San Antonio Chicken
Submitted by Sue Lowes on Apr 23, 2010
Chicken with black beans
Servings:
6
Complexity:
Very Easy
Total Time:
1 hour
Ingredients:
6 chicken breast halves, boned and skinned
2 teaspoons ground cumin
1 teaspoon garlic salt
1 tablespoon vegetable oil
1 cup rinsed and drained canned black beans
1 can (8oz) whole kernel corn, drained
2/3 cup Pace Picante Sauce
1/2 cup diced red bell pepper
2 tablespoons chopped cilantro
Directions:
Sprinkle both sides of chicken with 1 tsp of the cumin and garlic salt.
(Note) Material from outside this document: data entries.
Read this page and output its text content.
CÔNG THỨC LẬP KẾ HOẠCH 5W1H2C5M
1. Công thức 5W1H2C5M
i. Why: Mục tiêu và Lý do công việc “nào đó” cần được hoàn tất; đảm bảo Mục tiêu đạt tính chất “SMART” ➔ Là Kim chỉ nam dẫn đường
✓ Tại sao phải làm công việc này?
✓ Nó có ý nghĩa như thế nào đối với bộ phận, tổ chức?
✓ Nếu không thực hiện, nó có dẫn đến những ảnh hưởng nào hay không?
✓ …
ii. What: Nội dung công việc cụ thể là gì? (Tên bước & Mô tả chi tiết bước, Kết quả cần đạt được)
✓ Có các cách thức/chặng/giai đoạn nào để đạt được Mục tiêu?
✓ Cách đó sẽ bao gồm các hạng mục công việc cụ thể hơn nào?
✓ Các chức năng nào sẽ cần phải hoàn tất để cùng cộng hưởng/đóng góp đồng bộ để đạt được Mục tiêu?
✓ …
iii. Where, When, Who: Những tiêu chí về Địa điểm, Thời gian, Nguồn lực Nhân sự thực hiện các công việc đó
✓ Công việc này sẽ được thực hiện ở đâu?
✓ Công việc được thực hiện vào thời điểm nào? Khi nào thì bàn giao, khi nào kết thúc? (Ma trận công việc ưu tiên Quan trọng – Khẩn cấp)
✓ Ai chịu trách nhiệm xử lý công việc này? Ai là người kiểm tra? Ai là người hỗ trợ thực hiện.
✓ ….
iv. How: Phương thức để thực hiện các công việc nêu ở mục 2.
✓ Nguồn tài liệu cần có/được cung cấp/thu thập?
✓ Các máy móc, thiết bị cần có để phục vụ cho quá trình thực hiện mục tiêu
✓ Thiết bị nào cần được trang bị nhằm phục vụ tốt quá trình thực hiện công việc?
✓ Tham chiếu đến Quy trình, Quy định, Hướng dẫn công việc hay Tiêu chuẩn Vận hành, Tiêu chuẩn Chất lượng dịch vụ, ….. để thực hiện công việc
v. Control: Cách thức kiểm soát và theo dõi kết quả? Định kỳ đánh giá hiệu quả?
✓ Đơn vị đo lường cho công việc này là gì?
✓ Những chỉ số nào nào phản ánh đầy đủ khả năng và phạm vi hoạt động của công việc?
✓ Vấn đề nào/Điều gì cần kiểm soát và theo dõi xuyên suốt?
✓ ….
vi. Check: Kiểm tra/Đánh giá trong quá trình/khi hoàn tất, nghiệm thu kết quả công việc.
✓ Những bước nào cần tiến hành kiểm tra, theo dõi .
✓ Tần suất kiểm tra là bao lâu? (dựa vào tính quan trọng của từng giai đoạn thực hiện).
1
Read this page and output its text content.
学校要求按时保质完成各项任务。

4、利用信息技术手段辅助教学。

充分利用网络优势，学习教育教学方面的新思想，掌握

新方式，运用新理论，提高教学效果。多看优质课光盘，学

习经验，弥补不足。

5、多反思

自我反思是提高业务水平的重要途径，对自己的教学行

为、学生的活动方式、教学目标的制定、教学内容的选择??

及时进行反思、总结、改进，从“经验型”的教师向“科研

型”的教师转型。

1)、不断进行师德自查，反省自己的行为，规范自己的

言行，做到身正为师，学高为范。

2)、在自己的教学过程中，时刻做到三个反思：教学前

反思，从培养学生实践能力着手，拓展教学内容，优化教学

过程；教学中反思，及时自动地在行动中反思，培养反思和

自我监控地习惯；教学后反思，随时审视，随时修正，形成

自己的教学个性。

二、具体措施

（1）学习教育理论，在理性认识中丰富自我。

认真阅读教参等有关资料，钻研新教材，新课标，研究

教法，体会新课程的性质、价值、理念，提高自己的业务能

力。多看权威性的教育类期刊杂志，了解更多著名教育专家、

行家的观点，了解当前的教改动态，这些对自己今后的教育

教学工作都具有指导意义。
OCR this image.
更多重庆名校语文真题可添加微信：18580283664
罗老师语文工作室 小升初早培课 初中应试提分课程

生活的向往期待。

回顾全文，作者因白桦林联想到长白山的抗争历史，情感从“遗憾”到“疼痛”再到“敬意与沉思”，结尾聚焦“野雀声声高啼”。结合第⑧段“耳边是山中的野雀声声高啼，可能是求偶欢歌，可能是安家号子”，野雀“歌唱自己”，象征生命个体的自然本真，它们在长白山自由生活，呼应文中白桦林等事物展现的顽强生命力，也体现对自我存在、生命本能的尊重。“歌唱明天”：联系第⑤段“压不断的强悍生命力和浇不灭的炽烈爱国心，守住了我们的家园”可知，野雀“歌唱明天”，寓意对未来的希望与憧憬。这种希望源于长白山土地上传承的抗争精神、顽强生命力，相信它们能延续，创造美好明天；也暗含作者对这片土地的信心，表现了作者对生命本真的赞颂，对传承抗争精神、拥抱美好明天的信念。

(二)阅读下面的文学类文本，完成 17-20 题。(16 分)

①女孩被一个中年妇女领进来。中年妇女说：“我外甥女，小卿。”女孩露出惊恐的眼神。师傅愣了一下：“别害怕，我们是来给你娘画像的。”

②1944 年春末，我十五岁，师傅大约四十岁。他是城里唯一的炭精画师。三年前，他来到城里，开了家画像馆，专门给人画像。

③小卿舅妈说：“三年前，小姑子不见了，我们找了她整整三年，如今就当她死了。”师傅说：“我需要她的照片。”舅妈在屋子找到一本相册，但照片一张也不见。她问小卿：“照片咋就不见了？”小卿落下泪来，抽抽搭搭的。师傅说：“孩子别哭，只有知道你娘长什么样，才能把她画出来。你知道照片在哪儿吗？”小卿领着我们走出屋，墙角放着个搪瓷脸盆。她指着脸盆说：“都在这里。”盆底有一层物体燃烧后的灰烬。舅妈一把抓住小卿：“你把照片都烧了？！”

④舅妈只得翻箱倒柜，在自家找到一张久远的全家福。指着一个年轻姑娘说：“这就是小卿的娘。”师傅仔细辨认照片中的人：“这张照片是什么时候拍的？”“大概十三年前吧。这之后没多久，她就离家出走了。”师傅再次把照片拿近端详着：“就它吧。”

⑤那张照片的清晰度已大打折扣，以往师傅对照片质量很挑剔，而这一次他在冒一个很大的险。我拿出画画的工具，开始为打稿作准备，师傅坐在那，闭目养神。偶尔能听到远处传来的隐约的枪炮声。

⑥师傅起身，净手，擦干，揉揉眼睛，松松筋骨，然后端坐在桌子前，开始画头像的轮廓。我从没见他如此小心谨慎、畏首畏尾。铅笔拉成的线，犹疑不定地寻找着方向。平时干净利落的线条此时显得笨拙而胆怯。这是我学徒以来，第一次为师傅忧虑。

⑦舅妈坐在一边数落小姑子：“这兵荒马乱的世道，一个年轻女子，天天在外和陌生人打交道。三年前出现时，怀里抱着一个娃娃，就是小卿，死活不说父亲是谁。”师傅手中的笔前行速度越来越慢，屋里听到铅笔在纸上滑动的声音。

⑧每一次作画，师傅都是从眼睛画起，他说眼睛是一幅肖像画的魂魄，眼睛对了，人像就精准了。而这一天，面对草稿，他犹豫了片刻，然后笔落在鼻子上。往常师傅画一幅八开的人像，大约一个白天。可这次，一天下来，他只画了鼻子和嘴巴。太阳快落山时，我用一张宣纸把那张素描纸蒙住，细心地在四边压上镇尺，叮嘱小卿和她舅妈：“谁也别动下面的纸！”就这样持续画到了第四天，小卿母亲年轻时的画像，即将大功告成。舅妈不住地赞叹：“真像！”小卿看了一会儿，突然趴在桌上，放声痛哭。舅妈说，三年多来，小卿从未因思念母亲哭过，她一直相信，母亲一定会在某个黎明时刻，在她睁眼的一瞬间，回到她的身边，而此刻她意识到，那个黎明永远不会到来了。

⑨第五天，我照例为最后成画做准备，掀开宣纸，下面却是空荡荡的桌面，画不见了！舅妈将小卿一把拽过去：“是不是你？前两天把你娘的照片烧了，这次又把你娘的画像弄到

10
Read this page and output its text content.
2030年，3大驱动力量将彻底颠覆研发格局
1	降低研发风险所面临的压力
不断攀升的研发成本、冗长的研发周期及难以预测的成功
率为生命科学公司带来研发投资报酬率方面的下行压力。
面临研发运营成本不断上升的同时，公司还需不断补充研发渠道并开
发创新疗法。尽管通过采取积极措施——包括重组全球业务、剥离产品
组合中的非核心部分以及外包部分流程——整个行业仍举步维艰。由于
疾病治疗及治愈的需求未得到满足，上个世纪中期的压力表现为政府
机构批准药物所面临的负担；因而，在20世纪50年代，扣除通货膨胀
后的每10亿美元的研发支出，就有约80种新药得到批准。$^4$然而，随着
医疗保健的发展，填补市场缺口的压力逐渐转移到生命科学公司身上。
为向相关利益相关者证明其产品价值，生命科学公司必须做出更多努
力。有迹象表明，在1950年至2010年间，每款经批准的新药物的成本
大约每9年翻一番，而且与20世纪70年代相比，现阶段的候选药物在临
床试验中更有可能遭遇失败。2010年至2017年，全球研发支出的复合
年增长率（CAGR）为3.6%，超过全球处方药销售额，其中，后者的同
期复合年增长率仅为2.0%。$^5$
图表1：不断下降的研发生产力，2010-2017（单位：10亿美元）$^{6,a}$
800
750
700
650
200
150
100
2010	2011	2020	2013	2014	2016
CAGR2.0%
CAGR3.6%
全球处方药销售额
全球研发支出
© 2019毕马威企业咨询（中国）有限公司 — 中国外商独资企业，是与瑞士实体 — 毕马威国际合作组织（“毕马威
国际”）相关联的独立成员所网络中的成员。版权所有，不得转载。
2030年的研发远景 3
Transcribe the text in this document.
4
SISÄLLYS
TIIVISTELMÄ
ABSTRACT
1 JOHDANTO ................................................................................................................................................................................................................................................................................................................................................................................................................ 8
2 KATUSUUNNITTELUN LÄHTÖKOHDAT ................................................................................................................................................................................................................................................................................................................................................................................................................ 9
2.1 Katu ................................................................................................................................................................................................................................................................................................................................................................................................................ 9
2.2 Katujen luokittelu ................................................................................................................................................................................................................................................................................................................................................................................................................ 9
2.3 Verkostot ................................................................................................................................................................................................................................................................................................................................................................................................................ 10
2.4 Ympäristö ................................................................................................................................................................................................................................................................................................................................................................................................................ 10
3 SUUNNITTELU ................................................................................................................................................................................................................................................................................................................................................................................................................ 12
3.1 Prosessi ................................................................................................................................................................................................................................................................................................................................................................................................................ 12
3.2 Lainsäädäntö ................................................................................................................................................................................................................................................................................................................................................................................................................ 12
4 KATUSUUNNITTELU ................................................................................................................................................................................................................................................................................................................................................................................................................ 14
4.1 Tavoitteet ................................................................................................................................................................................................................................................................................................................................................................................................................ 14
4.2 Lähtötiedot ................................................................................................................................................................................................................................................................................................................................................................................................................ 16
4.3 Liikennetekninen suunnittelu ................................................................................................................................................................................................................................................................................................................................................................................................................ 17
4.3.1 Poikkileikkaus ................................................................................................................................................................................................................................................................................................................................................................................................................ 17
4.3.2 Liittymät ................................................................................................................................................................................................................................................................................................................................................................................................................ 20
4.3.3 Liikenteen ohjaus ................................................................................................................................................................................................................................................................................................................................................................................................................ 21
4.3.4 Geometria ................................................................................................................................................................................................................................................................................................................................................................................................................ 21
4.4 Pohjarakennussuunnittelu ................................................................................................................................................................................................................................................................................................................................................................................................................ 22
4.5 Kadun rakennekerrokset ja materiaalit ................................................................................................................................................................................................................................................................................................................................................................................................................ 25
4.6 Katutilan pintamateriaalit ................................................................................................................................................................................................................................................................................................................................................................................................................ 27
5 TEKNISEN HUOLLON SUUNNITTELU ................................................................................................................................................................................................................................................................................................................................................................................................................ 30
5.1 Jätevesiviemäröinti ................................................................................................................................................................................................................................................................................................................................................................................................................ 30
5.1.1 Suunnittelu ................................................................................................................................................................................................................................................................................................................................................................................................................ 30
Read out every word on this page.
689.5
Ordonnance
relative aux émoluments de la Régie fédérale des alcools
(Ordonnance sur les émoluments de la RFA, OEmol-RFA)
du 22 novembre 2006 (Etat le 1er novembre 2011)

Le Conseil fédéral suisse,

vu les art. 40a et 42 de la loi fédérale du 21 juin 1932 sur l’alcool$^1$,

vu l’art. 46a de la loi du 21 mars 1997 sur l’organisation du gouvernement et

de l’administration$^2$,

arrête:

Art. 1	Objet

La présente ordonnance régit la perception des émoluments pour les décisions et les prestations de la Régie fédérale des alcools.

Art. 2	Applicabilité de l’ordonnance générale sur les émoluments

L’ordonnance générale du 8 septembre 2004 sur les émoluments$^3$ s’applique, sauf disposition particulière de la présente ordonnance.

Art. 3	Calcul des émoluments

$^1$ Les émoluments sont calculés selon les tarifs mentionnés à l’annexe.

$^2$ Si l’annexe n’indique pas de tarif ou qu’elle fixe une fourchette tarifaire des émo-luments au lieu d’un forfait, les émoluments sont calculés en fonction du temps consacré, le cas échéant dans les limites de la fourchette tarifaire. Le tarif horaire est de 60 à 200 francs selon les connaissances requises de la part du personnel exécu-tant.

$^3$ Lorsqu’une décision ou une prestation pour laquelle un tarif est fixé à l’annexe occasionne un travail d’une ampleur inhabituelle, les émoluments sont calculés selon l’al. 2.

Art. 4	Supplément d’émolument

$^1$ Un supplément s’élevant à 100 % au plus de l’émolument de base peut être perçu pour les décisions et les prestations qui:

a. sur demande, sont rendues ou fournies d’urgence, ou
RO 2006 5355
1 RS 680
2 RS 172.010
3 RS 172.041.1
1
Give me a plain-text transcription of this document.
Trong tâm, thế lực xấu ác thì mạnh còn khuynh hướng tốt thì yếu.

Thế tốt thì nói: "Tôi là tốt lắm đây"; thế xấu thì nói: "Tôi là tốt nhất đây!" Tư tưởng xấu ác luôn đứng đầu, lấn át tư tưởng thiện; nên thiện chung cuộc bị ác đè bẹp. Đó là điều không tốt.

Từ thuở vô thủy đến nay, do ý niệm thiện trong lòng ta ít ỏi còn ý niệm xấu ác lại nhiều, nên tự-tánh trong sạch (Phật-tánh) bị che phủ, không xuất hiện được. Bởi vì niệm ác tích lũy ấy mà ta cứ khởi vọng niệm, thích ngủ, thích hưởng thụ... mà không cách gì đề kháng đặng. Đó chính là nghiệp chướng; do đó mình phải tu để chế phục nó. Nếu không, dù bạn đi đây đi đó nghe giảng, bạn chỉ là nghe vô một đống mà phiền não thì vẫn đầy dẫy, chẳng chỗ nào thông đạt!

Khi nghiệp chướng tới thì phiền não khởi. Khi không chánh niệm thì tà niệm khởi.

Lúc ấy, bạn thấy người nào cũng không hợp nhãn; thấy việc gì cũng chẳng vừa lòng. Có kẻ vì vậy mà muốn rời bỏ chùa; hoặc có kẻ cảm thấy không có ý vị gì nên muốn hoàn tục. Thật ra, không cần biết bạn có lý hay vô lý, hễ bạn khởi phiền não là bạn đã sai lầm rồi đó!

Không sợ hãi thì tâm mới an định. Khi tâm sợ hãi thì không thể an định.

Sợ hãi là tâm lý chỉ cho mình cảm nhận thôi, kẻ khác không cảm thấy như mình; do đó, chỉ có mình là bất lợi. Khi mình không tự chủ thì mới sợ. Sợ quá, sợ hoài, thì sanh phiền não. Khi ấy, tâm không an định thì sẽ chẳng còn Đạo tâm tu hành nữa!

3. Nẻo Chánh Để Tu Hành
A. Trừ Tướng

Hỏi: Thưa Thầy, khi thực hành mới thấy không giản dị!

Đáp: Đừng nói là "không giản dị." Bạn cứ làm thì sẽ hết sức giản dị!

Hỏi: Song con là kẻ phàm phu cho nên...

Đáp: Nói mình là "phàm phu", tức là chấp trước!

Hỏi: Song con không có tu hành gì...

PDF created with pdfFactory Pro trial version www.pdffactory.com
Heat oil in 12-inch skillet over medium-high heat. Add chicken, cook 3 minutes. In medium bowl, combine beans, corn, Picante Sauce, red pepper and remaining 1 tsp cumin. Turn chicken; spoon bean mixture evenly over chicken. Reduce heat to medium; cook uncovered 6 to 7 minutes or until chicken is cooked through. Push bean mixture off chicken into skillet. Transfer chicken to serving platter, using a slotted spoon; keep warm. Cook bean mixture over high heat 2 to 3 minutes or until thickened, stirring frequently; spoon over chicken. Sprinkle with Cilantro and serve with additional Picante Sauce.